The Bureau of Reclamation manages ten reservoirs in the upper Snake River Basin. At full pool, those lakes contain more than four million acre feet of water gathered from the western slopes of the continental divide in Wyoming and Idaho. The challenge the Bureau faces every spring is how to capture melting snowpack and dispense it evenly so that the competing needs of irrigation, recreation, and consumption are all met. That’s easier said than done and timing is everything.
Imagine twenty thousand basketballs coming out of a dam every second. That’s the rough equivalent of the water volume measured in cubic feet per second (cfs) the Bureau was releasing into the South Fork of the Snake River from Palisades Reservoir when we put on Thursday morning. By comparison, the average summertime flow is around twelve thousand—enough to keep cold water pouring over the gravelly river bottom sustaining aquatic life while allowing for the five thousand cfs local farmers divert to grow barley, alfalfa, and their famous potatoes.

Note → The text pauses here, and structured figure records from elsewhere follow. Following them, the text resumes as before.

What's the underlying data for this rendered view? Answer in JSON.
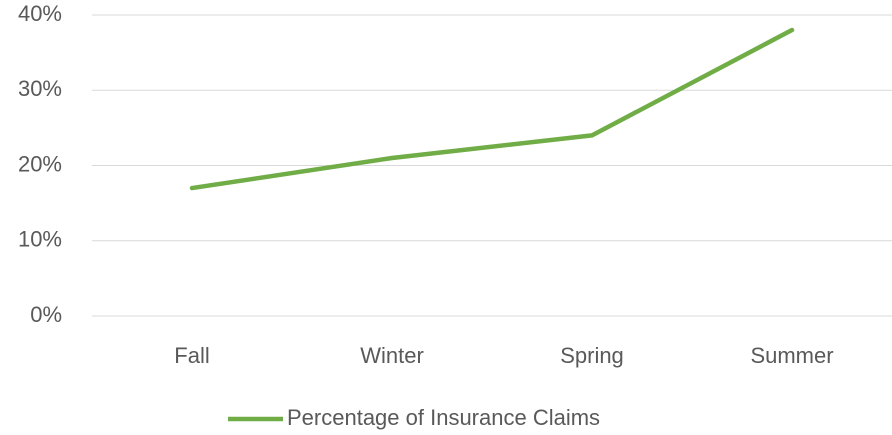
{
  "chart_data": {
    "type": "line",
    "categories": [
      "Fall",
      "Winter",
      "Spring",
      "Summer"
    ],
    "series": [
      {
        "name": "Percentage of Insurance Claims",
        "color": "#70ad47",
        "values": [
          17,
          21,
          24,
          38
        ]
      }
    ],
    "ylim": [
      0,
      40
    ],
    "yticks": [
      {
        "value": 0,
        "label": "0%"
      },
      {
        "value": 10,
        "label": "10%"
      },
      {
        "value": 20,
        "label": "20%"
      },
      {
        "value": 30,
        "label": "30%"
      },
      {
        "value": 40,
        "label": "40%"
      }
    ],
    "grid": true,
    "legend": "bottom"
  }
}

Runoff has peaked and by the time we took out at the Spring Creek bridge in Swan Valley, the Bureau had tightened up the spigot, cutting the flows by ten percent. They dropped it again last night. And if the fishing the last two days is any indicator, the trout seem to be really happy with declining flows and improving clarity. And they’re happy because the insects they eat are happy too. Yellow Sallies, Pale Morning Duns, Blue Winged Olives, and a variety of Caddis were all out in the canyon yesterday fluttering among the cottonwood fluff making it look like a summer snowstorm. Fish were holding right where we expected to find them, in deep runs, behind ledges, and in soft water. And they looked healthy, their bellies full and getting fuller, grateful as we are, for the warmer days ahead.

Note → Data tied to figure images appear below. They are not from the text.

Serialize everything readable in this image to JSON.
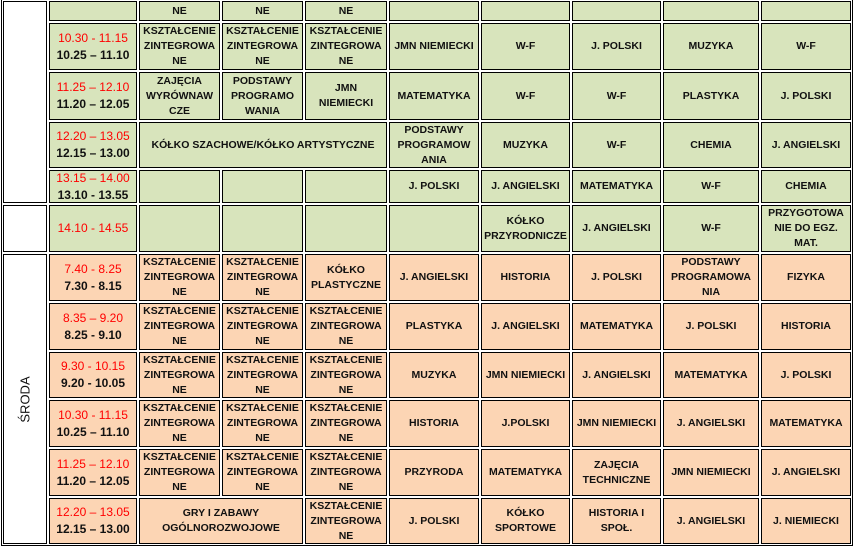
{
  "colors": {
    "green_block": "#d8e4bc",
    "orange_block": "#fcd5b4",
    "alt_time": "#ff0000"
  },
  "days": [
    {
      "label": "",
      "rows": 5,
      "color": "green"
    },
    {
      "label": "",
      "rows": 1,
      "color": "green"
    },
    {
      "label": "ŚRODA",
      "rows": 6,
      "color": "orange"
    }
  ],
  "rows": [
    {
      "time_red": "",
      "time_black": "",
      "color": "green",
      "cells": [
        {
          "text": "NE",
          "span": 1
        },
        {
          "text": "NE",
          "span": 1
        },
        {
          "text": "NE",
          "span": 1
        },
        {
          "text": "",
          "span": 1
        },
        {
          "text": "",
          "span": 1
        },
        {
          "text": "",
          "span": 1
        },
        {
          "text": "",
          "span": 1
        },
        {
          "text": "",
          "span": 1
        }
      ]
    },
    {
      "time_red": "10.30 - 11.15",
      "time_black": "10.25 – 11.10",
      "color": "green",
      "cells": [
        {
          "text": "KSZTAŁCENIE\nZINTEGROWA\nNE",
          "span": 1
        },
        {
          "text": "KSZTAŁCENIE\nZINTEGROWA\nNE",
          "span": 1
        },
        {
          "text": "KSZTAŁCENIE\nZINTEGROWA\nNE",
          "span": 1
        },
        {
          "text": "JMN NIEMIECKI",
          "span": 1
        },
        {
          "text": "W-F",
          "span": 1
        },
        {
          "text": "J. POLSKI",
          "span": 1
        },
        {
          "text": "MUZYKA",
          "span": 1
        },
        {
          "text": "W-F",
          "span": 1
        }
      ]
    },
    {
      "time_red": "11.25 – 12.10",
      "time_black": "11.20 – 12.05",
      "color": "green",
      "cells": [
        {
          "text": "ZAJĘCIA\nWYRÓWNAW\nCZE",
          "span": 1
        },
        {
          "text": "PODSTAWY\nPROGRAMO\nWANIA",
          "span": 1
        },
        {
          "text": "JMN\nNIEMIECKI",
          "span": 1
        },
        {
          "text": "MATEMATYKA",
          "span": 1
        },
        {
          "text": "W-F",
          "span": 1
        },
        {
          "text": "W-F",
          "span": 1
        },
        {
          "text": "PLASTYKA",
          "span": 1
        },
        {
          "text": "J. POLSKI",
          "span": 1
        }
      ]
    },
    {
      "time_red": "12.20 – 13.05",
      "time_black": "12.15 – 13.00",
      "color": "green",
      "cells": [
        {
          "text": "KÓŁKO SZACHOWE/KÓŁKO ARTYSTYCZNE",
          "span": 3
        },
        {
          "text": "PODSTAWY\nPROGRAMOW\nANIA",
          "span": 1
        },
        {
          "text": "MUZYKA",
          "span": 1
        },
        {
          "text": "W-F",
          "span": 1
        },
        {
          "text": "CHEMIA",
          "span": 1
        },
        {
          "text": "J. ANGIELSKI",
          "span": 1
        }
      ]
    },
    {
      "time_red": "13.15 – 14.00",
      "time_black": "13.10 - 13.55",
      "color": "green",
      "cells": [
        {
          "text": "",
          "span": 1
        },
        {
          "text": "",
          "span": 1
        },
        {
          "text": "",
          "span": 1
        },
        {
          "text": "J. POLSKI",
          "span": 1
        },
        {
          "text": "J. ANGIELSKI",
          "span": 1
        },
        {
          "text": "MATEMATYKA",
          "span": 1
        },
        {
          "text": "W-F",
          "span": 1
        },
        {
          "text": "CHEMIA",
          "span": 1
        }
      ]
    },
    {
      "time_red": "14.10 - 14.55",
      "time_black": "",
      "color": "green",
      "cells": [
        {
          "text": "",
          "span": 1
        },
        {
          "text": "",
          "span": 1
        },
        {
          "text": "",
          "span": 1
        },
        {
          "text": "",
          "span": 1
        },
        {
          "text": "KÓŁKO\nPRZYRODNICZE",
          "span": 1
        },
        {
          "text": "J. ANGIELSKI",
          "span": 1
        },
        {
          "text": "W-F",
          "span": 1
        },
        {
          "text": "PRZYGOTOWA\nNIE DO EGZ.\nMAT.",
          "span": 1
        }
      ]
    },
    {
      "time_red": "7.40 - 8.25",
      "time_black": "7.30 - 8.15",
      "color": "orange",
      "cells": [
        {
          "text": "KSZTAŁCENIE\nZINTEGROWA\nNE",
          "span": 1
        },
        {
          "text": "KSZTAŁCENIE\nZINTEGROWA\nNE",
          "span": 1
        },
        {
          "text": "KÓŁKO\nPLASTYCZNE",
          "span": 1
        },
        {
          "text": "J. ANGIELSKI",
          "span": 1
        },
        {
          "text": "HISTORIA",
          "span": 1
        },
        {
          "text": "J. POLSKI",
          "span": 1
        },
        {
          "text": "PODSTAWY\nPROGRAMOWA\nNIA",
          "span": 1
        },
        {
          "text": "FIZYKA",
          "span": 1
        }
      ]
    },
    {
      "time_red": "8.35 – 9.20",
      "time_black": "8.25 - 9.10",
      "color": "orange",
      "cells": [
        {
          "text": "KSZTAŁCENIE\nZINTEGROWA\nNE",
          "span": 1
        },
        {
          "text": "KSZTAŁCENIE\nZINTEGROWA\nNE",
          "span": 1
        },
        {
          "text": "KSZTAŁCENIE\nZINTEGROWA\nNE",
          "span": 1
        },
        {
          "text": "PLASTYKA",
          "span": 1
        },
        {
          "text": "J. ANGIELSKI",
          "span": 1
        },
        {
          "text": "MATEMATYKA",
          "span": 1
        },
        {
          "text": "J. POLSKI",
          "span": 1
        },
        {
          "text": "HISTORIA",
          "span": 1
        }
      ]
    },
    {
      "time_red": "9.30 - 10.15",
      "time_black": "9.20 - 10.05",
      "color": "orange",
      "cells": [
        {
          "text": "KSZTAŁCENIE\nZINTEGROWA\nNE",
          "span": 1
        },
        {
          "text": "KSZTAŁCENIE\nZINTEGROWA\nNE",
          "span": 1
        },
        {
          "text": "KSZTAŁCENIE\nZINTEGROWA\nNE",
          "span": 1
        },
        {
          "text": "MUZYKA",
          "span": 1
        },
        {
          "text": "JMN NIEMIECKI",
          "span": 1
        },
        {
          "text": "J. ANGIELSKI",
          "span": 1
        },
        {
          "text": "MATEMATYKA",
          "span": 1
        },
        {
          "text": "J. POLSKI",
          "span": 1
        }
      ]
    },
    {
      "time_red": "10.30 - 11.15",
      "time_black": "10.25 – 11.10",
      "color": "orange",
      "cells": [
        {
          "text": "KSZTAŁCENIE\nZINTEGROWA\nNE",
          "span": 1
        },
        {
          "text": "KSZTAŁCENIE\nZINTEGROWA\nNE",
          "span": 1
        },
        {
          "text": "KSZTAŁCENIE\nZINTEGROWA\nNE",
          "span": 1
        },
        {
          "text": "HISTORIA",
          "span": 1
        },
        {
          "text": "J.POLSKI",
          "span": 1
        },
        {
          "text": "JMN NIEMIECKI",
          "span": 1
        },
        {
          "text": "J. ANGIELSKI",
          "span": 1
        },
        {
          "text": "MATEMATYKA",
          "span": 1
        }
      ]
    },
    {
      "time_red": "11.25 – 12.10",
      "time_black": "11.20 – 12.05",
      "color": "orange",
      "cells": [
        {
          "text": "KSZTAŁCENIE\nZINTEGROWA\nNE",
          "span": 1
        },
        {
          "text": "KSZTAŁCENIE\nZINTEGROWA\nNE",
          "span": 1
        },
        {
          "text": "KSZTAŁCENIE\nZINTEGROWA\nNE",
          "span": 1
        },
        {
          "text": "PRZYRODA",
          "span": 1
        },
        {
          "text": "MATEMATYKA",
          "span": 1
        },
        {
          "text": "ZAJĘCIA\nTECHNICZNE",
          "span": 1
        },
        {
          "text": "JMN NIEMIECKI",
          "span": 1
        },
        {
          "text": "J. ANGIELSKI",
          "span": 1
        }
      ]
    },
    {
      "time_red": "12.20 – 13.05",
      "time_black": "12.15 – 13.00",
      "color": "orange",
      "cells": [
        {
          "text": "GRY I ZABAWY\nOGÓLNOROZWOJOWE",
          "span": 2
        },
        {
          "text": "KSZTAŁCENIE\nZINTEGROWA\nNE",
          "span": 1
        },
        {
          "text": "J. POLSKI",
          "span": 1
        },
        {
          "text": "KÓŁKO\nSPORTOWE",
          "span": 1
        },
        {
          "text": "HISTORIA I\nSPOŁ.",
          "span": 1
        },
        {
          "text": "J. ANGIELSKI",
          "span": 1
        },
        {
          "text": "J. NIEMIECKI",
          "span": 1
        }
      ]
    }
  ]
}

In the years I’ve lived in Teton Valley, I don’t remember seeing so much life and so much greenery, so many young calves in the fields north of my house, so many Sandhill cranes squawking happily in the tall grass, so many wildflowers of every color in the palette. It’s more than I can put a finger on, but every sense is telling me it’s going to be a good season. There is plenty of water, a valley full of good friends, and a summer’s worth of opportunities to show visitors what a special place this is.